Между тем лицо бродяги также внезапно разглаживается, словно потухает. Он снова принимает усталый и равнодушный вид и неподвижно стоит в свете осеннего солнца, пряча ладони рук в рукава выцветшей кацавейки.
Через некоторое время жена сотского Настасья, миловидная круглолицая бабенка, опоясанная шашкой мужа, выезжает из ворот на пегой лошадке, впряженной в громоздкую телегу. Она размашисто, по-бабьи, дергает вожжами, сильно работая локтями и неумело чмокает губами. Телега останавливается. Бродяга лезет в телегу и рассаживается в задке, свернув по-турецки ноги. И вот они отправляются в путь сперва широкою улицей села, а затем легонько свертывая в поймы.
Долго они плетутся ленивой рысцой тихими поймами, по вязкой дороге, и упорно молчат. На лице бродяги полнейшее равнодушие, а лицо бабы выражает хозяйственную деловитость. Оно как бы говорит собою: «Рубах я мужу постирала, телятишек попоила, теперь бы вот сечки лошади нарубить!» Однако она молчит. Бродяга созерцает это повернутое к нему в профиль лицо, и по его губам порою скользить брезгливое сожаление.
– У тебя телятишки штоль есть? – внезапно спрашивает он ее, заметив мокрое, словно изжеванное телячьими губами пятно на поле ее полушубка.
– А как же! – радостно повертывается к нему Настасья, брякая шашкой. – У нас три телки и одна телочка! – добавляет она с добродушной лаской в карих глазах, – мы слава, Тебе Господи, как живем!
– А на кой они тебе ляд, телятишки-то эти? – говорит бродяга с презрительной усмешкой, едва, впрочем, уловимой. – Что они умнее што ли тебя сделают?

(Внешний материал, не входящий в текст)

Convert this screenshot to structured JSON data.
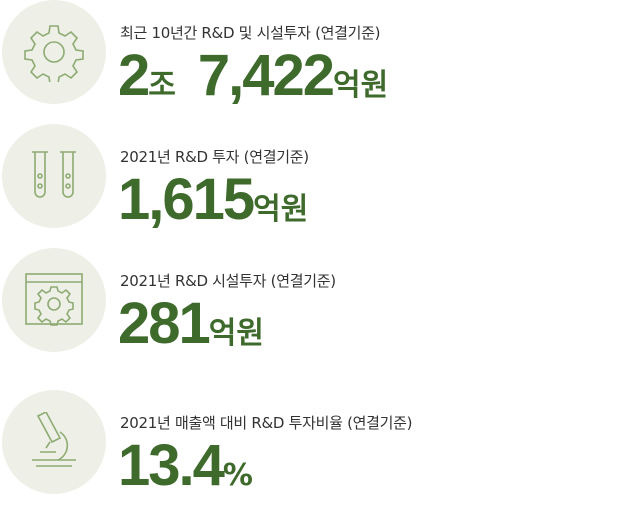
{
  "items": [
    {
      "label": "최근 10년간 R&D 및 시설투자 (연결기준)",
      "value": [
        {
          "number": "2",
          "unit": "조"
        },
        {
          "number": "7,422",
          "unit": "억원"
        }
      ]
    },
    {
      "label": "2021년 R&D 투자 (연결기준)",
      "value": [
        {
          "number": "1,615",
          "unit": "억원"
        }
      ]
    },
    {
      "label": "2021년 R&D 시설투자 (연결기준)",
      "value": [
        {
          "number": "281",
          "unit": "억원"
        }
      ]
    },
    {
      "label": "2021년 매출액 대비 R&D 투자비율 (연결기준)",
      "value": [
        {
          "number": "13.4",
          "unit": "%"
        }
      ]
    }
  ]
}
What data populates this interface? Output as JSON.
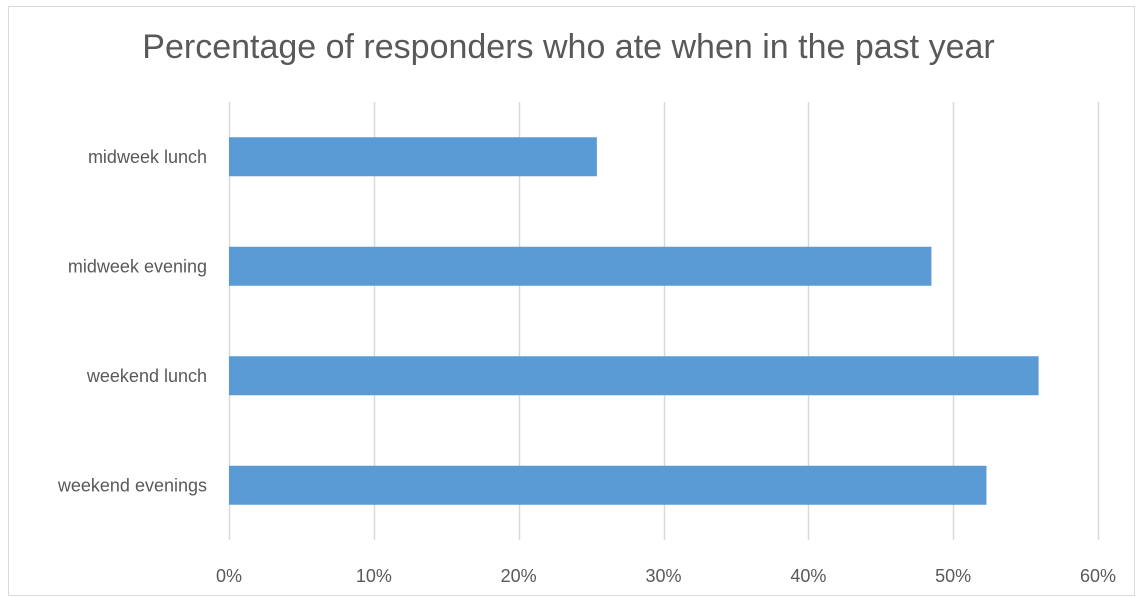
{
  "chart_data": {
    "type": "bar",
    "orientation": "horizontal",
    "title": "Percentage of responders who ate when in the past year",
    "categories": [
      "midweek lunch",
      "midweek evening",
      "weekend lunch",
      "weekend evenings"
    ],
    "values": [
      25.4,
      48.5,
      55.9,
      52.3
    ],
    "unit": "%",
    "xlim": [
      0,
      60
    ],
    "xticks": [
      "0%",
      "10%",
      "20%",
      "30%",
      "40%",
      "50%",
      "60%"
    ],
    "xtick_values": [
      0,
      10,
      20,
      30,
      40,
      50,
      60
    ],
    "grid": true,
    "legend": "none",
    "colors": {
      "bar": "#5b9bd5",
      "grid": "#d9d9d9",
      "text": "#595959"
    }
  }
}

Умнее? Эх, вы! – двигает он плечом и уже апатично добавляет: – Тли вы паршивые!
– А ты знаешь, кто я? – вдруг повертывается он к Настасье с некоторой живостью, – я – Помпей, тот самый Помпей, который графиню Карлыганову задушил в ночь на 18-е октября. Слышала?

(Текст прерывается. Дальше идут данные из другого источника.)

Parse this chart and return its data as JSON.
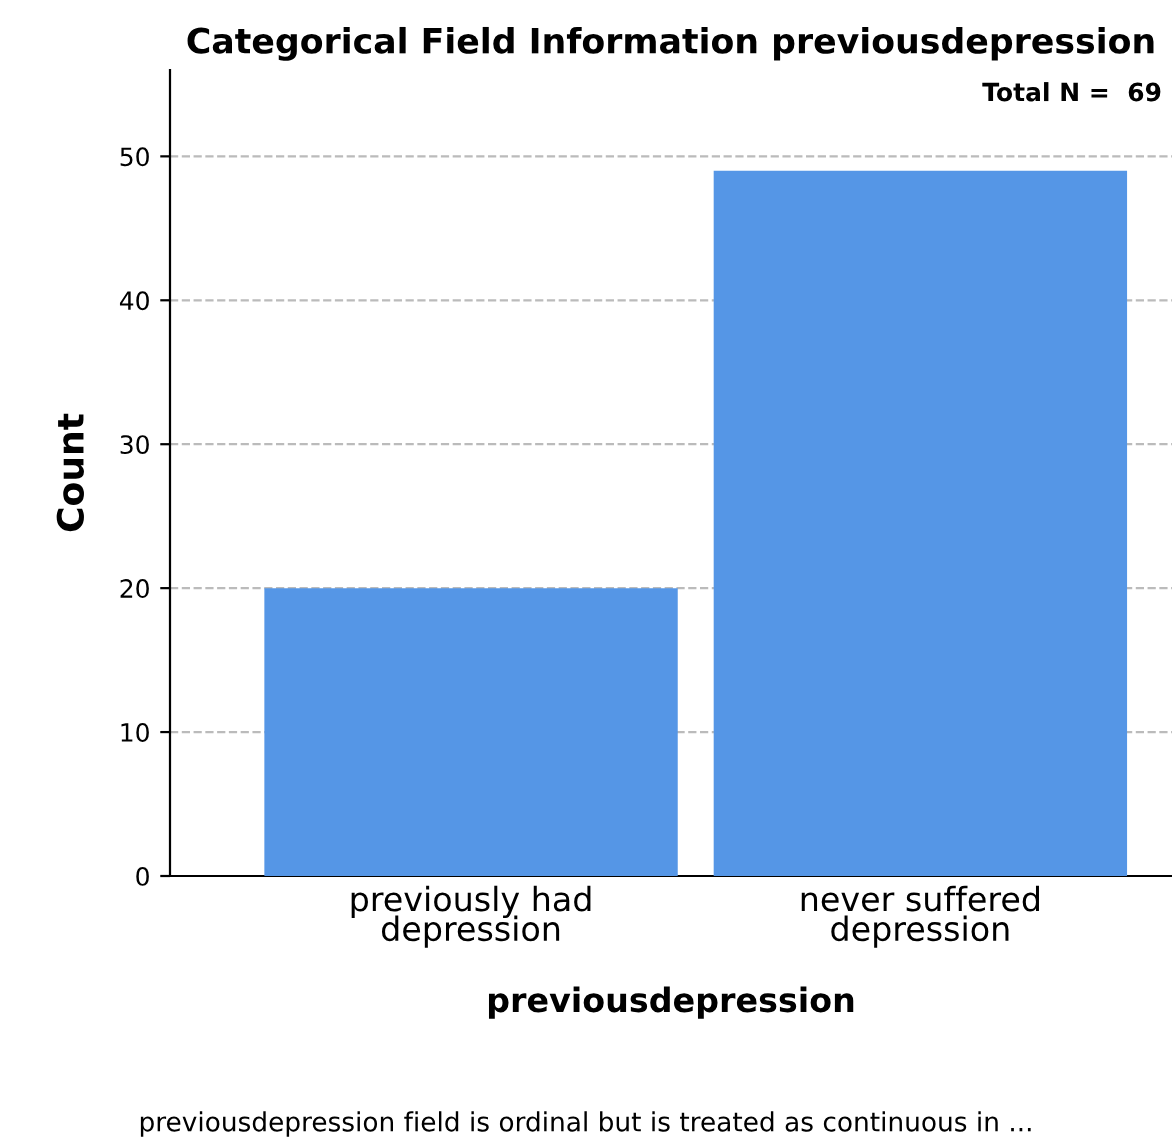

Помпей устанавливает на бабе загоревшиеся глаза и некоторое время молчит как бы следя за эффектом, который произвели его слова. Баба тоже молчит с недоумением на лице.
– Слышала? – вдруг вскрикивает он. – Так вот я тот самый Помпей. Тот самый Помпей, – поднимает он худую ладонь, – который вам в пасть вашу голодную три тысячи десятин швырнул и жителями вас сделал! Нате, дескать, жрите! Тот самый Помпей! Слышала ты что-нибудь о нем? Слышала? Да ты полегче! – вдруг снова вскрикивает он резко, – на рытвинах-то попридерживай! Ведь не на лесорах меня везешь!

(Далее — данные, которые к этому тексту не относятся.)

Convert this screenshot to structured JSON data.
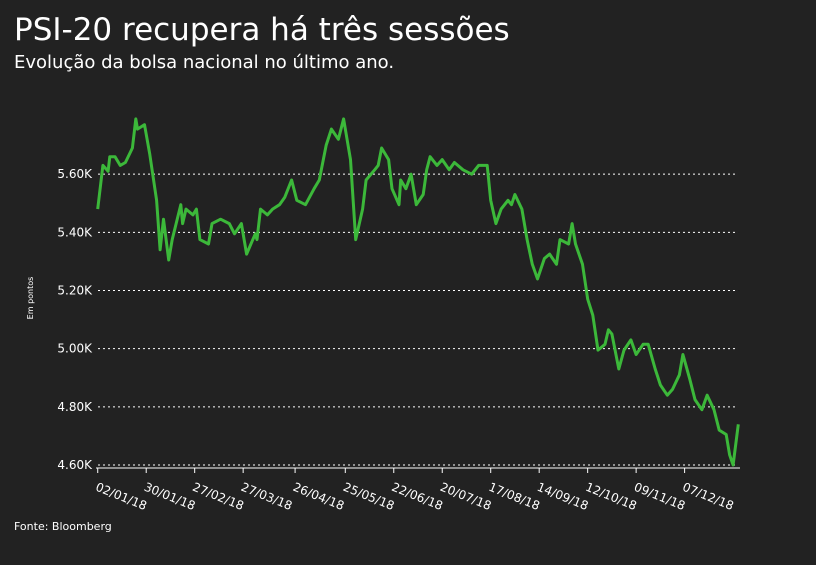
{
  "chart_data": {
    "type": "line",
    "title": "PSI-20 recupera há três sessões",
    "subtitle": "Evolução da bolsa nacional no último ano.",
    "y_label": "Em pontos",
    "source": "Fonte: Bloomberg",
    "grid": true,
    "xlim": [
      "2018-01-01",
      "2019-01-08"
    ],
    "ylim": [
      4600,
      5800
    ],
    "yticks": [
      {
        "value": 4600,
        "label": "4.60K"
      },
      {
        "value": 4800,
        "label": "4.80K"
      },
      {
        "value": 5000,
        "label": "5.00K"
      },
      {
        "value": 5200,
        "label": "5.20K"
      },
      {
        "value": 5400,
        "label": "5.40K"
      },
      {
        "value": 5600,
        "label": "5.60K"
      }
    ],
    "xticks": [
      {
        "value": "2018-01-02",
        "label": "02/01/18"
      },
      {
        "value": "2018-01-30",
        "label": "30/01/18"
      },
      {
        "value": "2018-02-27",
        "label": "27/02/18"
      },
      {
        "value": "2018-03-27",
        "label": "27/03/18"
      },
      {
        "value": "2018-04-26",
        "label": "26/04/18"
      },
      {
        "value": "2018-05-25",
        "label": "25/05/18"
      },
      {
        "value": "2018-06-22",
        "label": "22/06/18"
      },
      {
        "value": "2018-07-20",
        "label": "20/07/18"
      },
      {
        "value": "2018-08-17",
        "label": "17/08/18"
      },
      {
        "value": "2018-09-14",
        "label": "14/09/18"
      },
      {
        "value": "2018-10-12",
        "label": "12/10/18"
      },
      {
        "value": "2018-11-09",
        "label": "09/11/18"
      },
      {
        "value": "2018-12-07",
        "label": "07/12/18"
      }
    ],
    "x": [
      "2018-01-02",
      "2018-01-05",
      "2018-01-08",
      "2018-01-09",
      "2018-01-12",
      "2018-01-15",
      "2018-01-18",
      "2018-01-22",
      "2018-01-24",
      "2018-01-25",
      "2018-01-29",
      "2018-02-01",
      "2018-02-05",
      "2018-02-07",
      "2018-02-09",
      "2018-02-12",
      "2018-02-14",
      "2018-02-19",
      "2018-02-20",
      "2018-02-22",
      "2018-02-26",
      "2018-02-28",
      "2018-03-02",
      "2018-03-07",
      "2018-03-09",
      "2018-03-14",
      "2018-03-19",
      "2018-03-22",
      "2018-03-26",
      "2018-03-29",
      "2018-04-03",
      "2018-04-04",
      "2018-04-06",
      "2018-04-10",
      "2018-04-13",
      "2018-04-17",
      "2018-04-20",
      "2018-04-24",
      "2018-04-27",
      "2018-05-02",
      "2018-05-07",
      "2018-05-10",
      "2018-05-14",
      "2018-05-17",
      "2018-05-21",
      "2018-05-24",
      "2018-05-28",
      "2018-05-31",
      "2018-06-04",
      "2018-06-06",
      "2018-06-11",
      "2018-06-13",
      "2018-06-15",
      "2018-06-19",
      "2018-06-21",
      "2018-06-25",
      "2018-06-26",
      "2018-06-29",
      "2018-07-02",
      "2018-07-05",
      "2018-07-09",
      "2018-07-11",
      "2018-07-13",
      "2018-07-17",
      "2018-07-20",
      "2018-07-24",
      "2018-07-27",
      "2018-08-01",
      "2018-08-06",
      "2018-08-10",
      "2018-08-15",
      "2018-08-17",
      "2018-08-20",
      "2018-08-23",
      "2018-08-27",
      "2018-08-29",
      "2018-08-31",
      "2018-09-04",
      "2018-09-07",
      "2018-09-10",
      "2018-09-13",
      "2018-09-17",
      "2018-09-20",
      "2018-09-24",
      "2018-09-26",
      "2018-10-01",
      "2018-10-03",
      "2018-10-05",
      "2018-10-09",
      "2018-10-12",
      "2018-10-15",
      "2018-10-18",
      "2018-10-22",
      "2018-10-24",
      "2018-10-26",
      "2018-10-30",
      "2018-11-02",
      "2018-11-06",
      "2018-11-09",
      "2018-11-13",
      "2018-11-16",
      "2018-11-20",
      "2018-11-23",
      "2018-11-27",
      "2018-11-30",
      "2018-12-04",
      "2018-12-06",
      "2018-12-10",
      "2018-12-13",
      "2018-12-17",
      "2018-12-20",
      "2018-12-24",
      "2018-12-27",
      "2018-12-31",
      "2019-01-02",
      "2019-01-04",
      "2019-01-07"
    ],
    "series": [
      {
        "name": "PSI-20",
        "color": "#3cb83a",
        "values": [
          5480,
          5630,
          5610,
          5660,
          5660,
          5630,
          5640,
          5690,
          5790,
          5755,
          5770,
          5670,
          5510,
          5340,
          5445,
          5305,
          5375,
          5495,
          5430,
          5480,
          5460,
          5480,
          5375,
          5360,
          5430,
          5445,
          5430,
          5395,
          5430,
          5325,
          5395,
          5375,
          5480,
          5460,
          5480,
          5495,
          5520,
          5580,
          5510,
          5495,
          5550,
          5580,
          5700,
          5755,
          5720,
          5790,
          5650,
          5375,
          5480,
          5580,
          5615,
          5630,
          5690,
          5650,
          5550,
          5495,
          5580,
          5550,
          5600,
          5495,
          5530,
          5615,
          5660,
          5630,
          5650,
          5615,
          5640,
          5615,
          5600,
          5630,
          5630,
          5510,
          5430,
          5480,
          5510,
          5495,
          5530,
          5480,
          5375,
          5290,
          5240,
          5310,
          5325,
          5290,
          5375,
          5360,
          5430,
          5360,
          5290,
          5170,
          5115,
          4995,
          5015,
          5065,
          5050,
          4930,
          4995,
          5030,
          4980,
          5015,
          5015,
          4930,
          4875,
          4840,
          4860,
          4910,
          4980,
          4895,
          4825,
          4790,
          4840,
          4790,
          4720,
          4705,
          4635,
          4600,
          4740
        ]
      }
    ]
  }
}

Помпей с раздражением умолкает. Настасья с недоумевающим лицом придерживает лошадь.
– Тли вы паршивые, – между тем, вновь начинает Помпей, – жадность у вас, как у дьявола, а робость как у зайца и у всех это так, все вы на один поганый образец слажены! На каждую курицу чужую вы зубы свои точите, а чтобы самим эту курицу взять, – смелости на это у вас нет. Страшно! Вы – трусы! По задворкам вы и день и ночь блудите и вам не страшно, а на народ выходить – сейчас голову маслицем и на лицо добродушие, хоть икону писать! Эх вы! Впрочем, мне на вас наплевать, – продолжает Помпей после некоторой паузы, – и то сказать, не вы одни такие. Все такие. Весь мир такой. Весь мир – пес голодный. И я на этого самого пса плюнул, плюнул и ногой растер. Ничего, дескать, мне от тебя не нужно. Ни радостей, ни горя, ни богатства, ни бедности! Ничего! Понимаешь ли ты это, баба? Ничего! Псу – песье, а мне ничего!